Menyaksikan 47 Ronin mungkin
akan membuat banyak orang berharap bahwa film ini dapat lebih berfokus pada
kisah asli legenda asal Jepang yang menjadi sumber ceritanya dengan memberikan
peran yang lebih besar bagi karakter-karakter asli tersebut. Terbukti, plot
penceritaan mengenai empat puluh tujuh ronin yang berusaha untuk membalaskan
dendam tuan mereka mampu tampil lebih hidup dan menarik. Meskipun
karakter-karakter yang berperan dalam plot penceritaan tersebut terkesan begitu
diminimalisir kehadirannya demi memperbesar porsi peran dari karakter Kai,
namun para aktor yang berasal dari Jepang seperti the film Hiroyuki Sanada,
Tadanobu Asano dan Min Tanaka berhasil hadir dengan penampilan yang sangat
mengesankan. Begitu pula dengan Rinko Kikuchi yang terlihat mampu
bersenang-senang dengan karakternya sebagai seorang penyihir. 47 Ronin juga
berhasil hadir dengan kualitas tata produksi yang meyakinkan, khususnya dari
sisi tata kostum, sinematografi dan art direction.
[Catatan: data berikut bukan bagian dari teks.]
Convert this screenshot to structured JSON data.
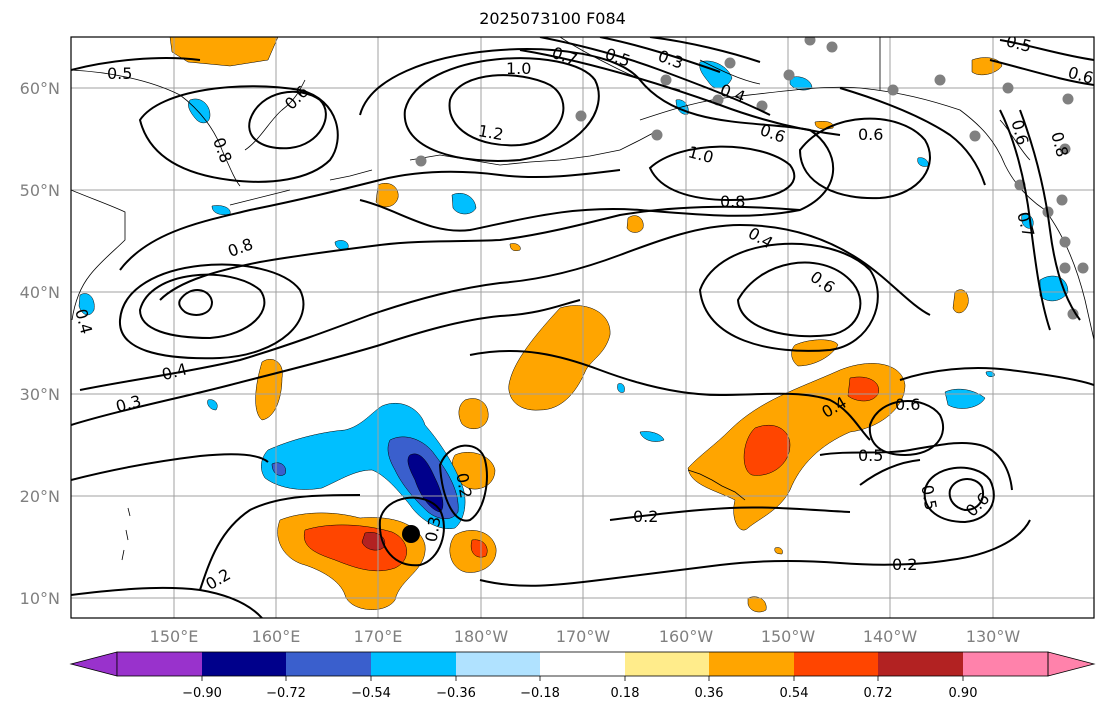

Dengan tujuan untuk memberikan
citarasa internasional, Hollywood kemudian memberikan beberapa perubahan pada
sebuah kisah legendaris yang berasal dari Jepang. Perubahan-perubahan tersebut
dilakukan dengan menambahkan karakter berpenampilan Hollywood, plot bernuansa mistis
serta sebuah jalinan kisah romansa. Sayangnya, perubahan-perubahan itulah yang
kemudian justru membuat 47 Ronin terasa berjalan terlalu datar ketika
kedua penulis naskahnya, Chris Morgan dan Hossein Amini, gagal untuk memberikan
pengembangan kisah yang berimbang daya tariknya dengan kisah legenda asli yang
coba dihadirkan oleh 47 Ronin. Sebagai sebuah debut penyutradaraan, Carl
Erik Rinsch sebenarnya telah memberikan usaha yang terbaik dengan menghadirkan
ritme penceritaan yang tepat sekaligus merangkai penampilan film ini dengan
tata produksi yang kuat. Meskipun begitu, tetap saja, berbagai usaha tersebut
tidak akan berhasil tanpa diiringi dengan struktur cerita yang benar-benar
kuat. 47 Ronin tampak sebagai sebuah mimpi yang ambisius namun tanpa
diiringi dengan usaha yang kuat untuk mewujudkannya.